This is a continuation of my last blog, so if you didn’t read The Value of a Woman, it won’t make much sense. You can just skip it…pick it up next time.

So…if nothing else, my last post taught me a valuable lesson. And some humility.

But before I get to that, I’m going to finish the thought.

As context, (because we love context) the Bible gives a unique history of women from the Creator’s perspective.

God said it wasn’t good for the man to be alone. So He made woman.

And He does seem to value her…more than 30 shekels of silver. Even above rubies.

God heard the cries of Hagar. He opened the womb of Leah. And Rachel. And Hannah. He restored to a widow her son on more than one occasion. He granted Sarah and Elizabeth each a baby in their old age. He provided a loving husband for Ruth. He saved Rahab and her family. He delivered a wicked ruler into the hand of Deborah. He sent one of His highest ranking angels to deliver a message to Mary. Jesus would release an adulterous woman and forgive her sin. He would take the time to reach out to the “woman at the well” despite the social taboo and her sordid past. God would write the sacrifice of Mary’s ointment into history. He appeared to Mary Magdalene personally after His resurrection.

In one of my favorite stories, Scripture tells us specifically that Jesus loved Martha and Mary. He even cried with them over their brothers’ death even though he knew he was about to do what men love to do: fix it.

God would later inspire Paul to write that there was neither Jew nor Greek, slave nor free, male nor female before God—all given the opportunity of salvation and the ability to approach the throne of grace.

So with God’s evident care for women as a backdrop, I had two possible answers as to why God would set a lower value on women’s labor.

One was the idea of reducing market incentive. Keep in mind that if a woman was sold as a slave or a servant, it probably wasn’t because she was getting the money. By setting a lower price, it would be less likely for men to see their daughters as dollars. Outrageous as it is, mercenaries have sold their own daughters into slavery from the earliest of times to the present. Perhaps by setting a low price, God discouraged this practice. A wife or daughter would be worth more to her family by contributing her industry directly rather than through her wages.

As an alternative (or possibly to cure potential abuse on the other side of the deal), perhaps God was taking into account the tendency of a task master to be determined to get the benefit of his bargain. If a purchaser pays 50 shekels, he is going to want to get his 50 shekels worth. He will push harder, expect more, and forgive less than if he is paying 30 shekels. Maybe the lower payment would make an owner more understanding of the other callings on a woman’s life–things that weren’t income generating for the master but are unique to women. Having kids, for example.

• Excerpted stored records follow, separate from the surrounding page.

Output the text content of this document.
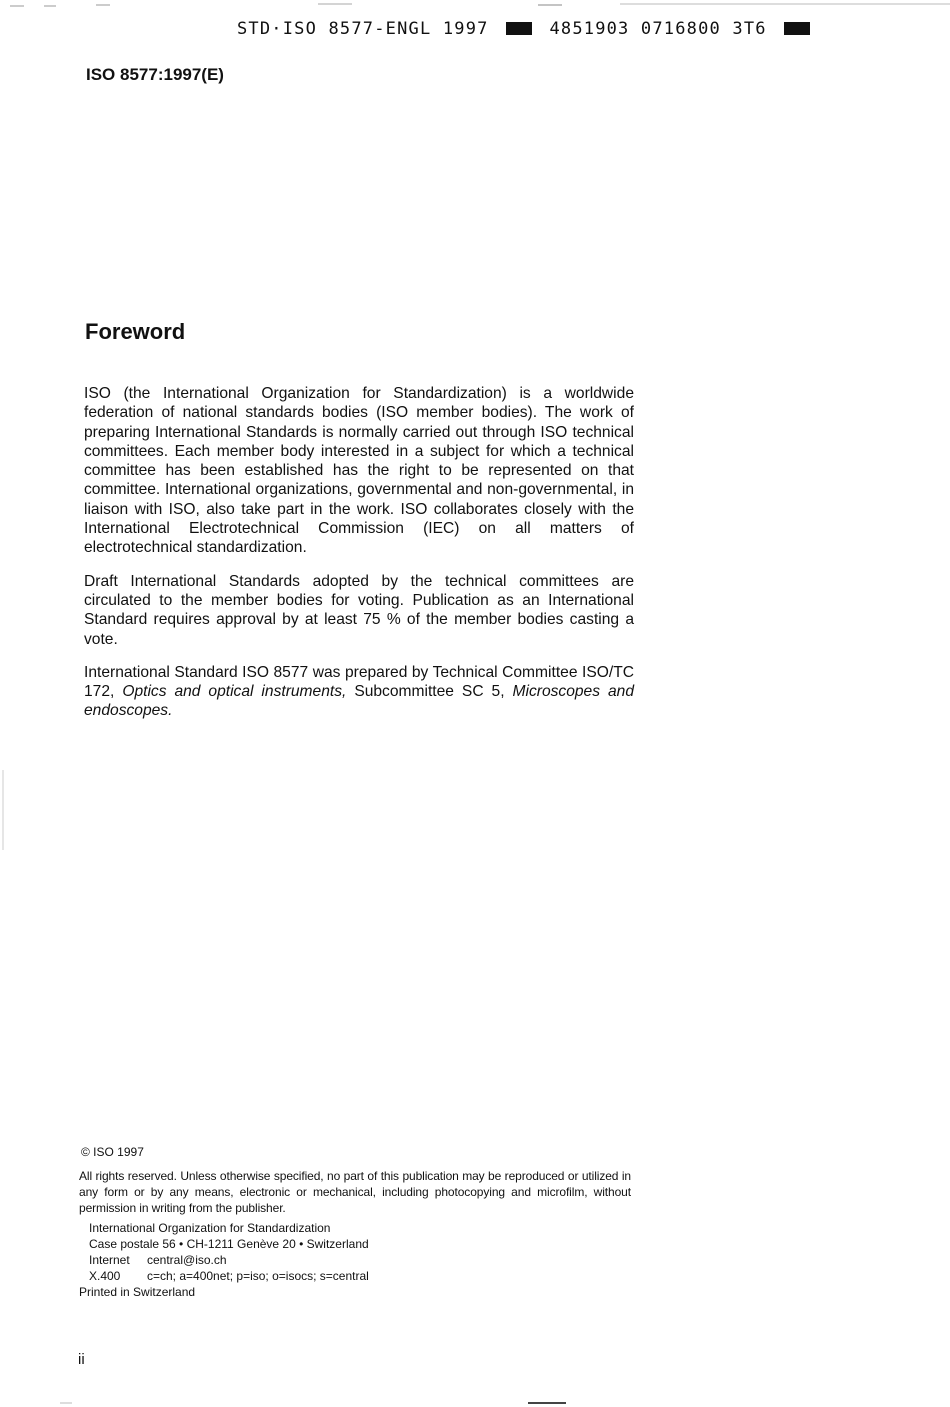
STD·ISO 8577-ENGL 1997	4851903 0716800 3T6
ISO 8577:1997(E)
Foreword

ISO (the International Organization for Standardization) is a worldwide federation of national standards bodies (ISO member bodies). The work of preparing International Standards is normally carried out through ISO technical committees. Each member body interested in a subject for which a technical committee has been established has the right to be represented on that committee. International organizations, governmental and non-governmental, in liaison with ISO, also take part in the work. ISO collaborates closely with the International Electrotechnical Commission (IEC) on all matters of electrotechnical standardization.

Draft International Standards adopted by the technical committees are circulated to the member bodies for voting. Publication as an International Standard requires approval by at least 75 % of the member bodies casting a vote.

International Standard ISO 8577 was prepared by Technical Committee ISO/TC 172, Optics and optical instruments, Subcommittee SC 5, Microscopes and endoscopes.

© ISO 1997
All rights reserved. Unless otherwise specified, no part of this publication may be reproduced or utilized in any form or by any means, electronic or mechanical, including photocopying and microfilm, without permission in writing from the publisher.
International Organization for Standardization
Case postale 56 • CH-1211 Genève 20 • Switzerland
Internet central@iso.ch
X.400 c=ch; a=400net; p=iso; o=isocs; s=central
Printed in Switzerland
ii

But as it turned out, my warm, fuzzy explanations are a bit unnecessary and maybe just plain wrong.

Here comes the lesson I mentioned: never blog about what you thought you heard while sick on your bed doped up on chicken soup and herbal tea.

The fact is that on further study to finish the blog, I realized that the scene I laid out in part one was not exactly correct.   The part about the values was actually a separate discussion sandwiched between two passages about the year of Jubilee. See Leviticus 25 and 27.

So while the discussion about Jubilee was correct and the idea of calculating values based on an upcoming year of Jubilee was correct, the passage which set the value of women at 30 shekels and men at 50 shekels (ages 20 – 60) actually had to do with people making a vow before God (chapter 27) and not the annual wage calculation of slaves (as best I can tell).

None of you called me on my mistake which is a little troubling since it was mostly men who commented on the last post and ya’lls brains are supposed to be worth like twice as much as mine. Just sayin’.

Some of my observations still stand, but the correct context does change the evaluation a bit. To make sure I got it right this time, I tried to look at some commentaries. The first thing I discovered was that I didn’t own a commentary on Leviticus 27. The second was that none of the online commentaries I found had anything helpful to say about Leviticus 27. Now there are two issues–1. why did God set different values on men and women; and 2. what exactly did He mean when He was talking about vows involving the valuations of persons? I can’t even quite picture the scenario in my head.

So, with regard to the first issue, I would proffer that while there probably is a practical explanation consistent with His character, all we know for sure is that God made men and women different and didn’t feel compelled to always treat them exactly the same. He loves and cares for both in His own sovereign way. He makes no apologies for his design or his decisions. He’s God and He really doesn’t have to explain himself to Hillary Clinton or anyone else. As an aside, everywhere Christianity has gone, the position of women had been elevated. I would rather be a Christian woman than…say, a Muslim woman.

With regard to the second one, perhaps my annual Bible reading is going to be enhanced this year by the peak in curiosity that is making me search out things like vows based on the value of persons. I’m hoping some of you with brains worth 1.67 times what mine is have figured this out.

And when you are sick, curled up in a ball in your bed listening to your Bible app, don’t compose blog posts in your head. It’s a really bad idea.

But I DIDN’T forget which helicopter I was in. Just sayin’.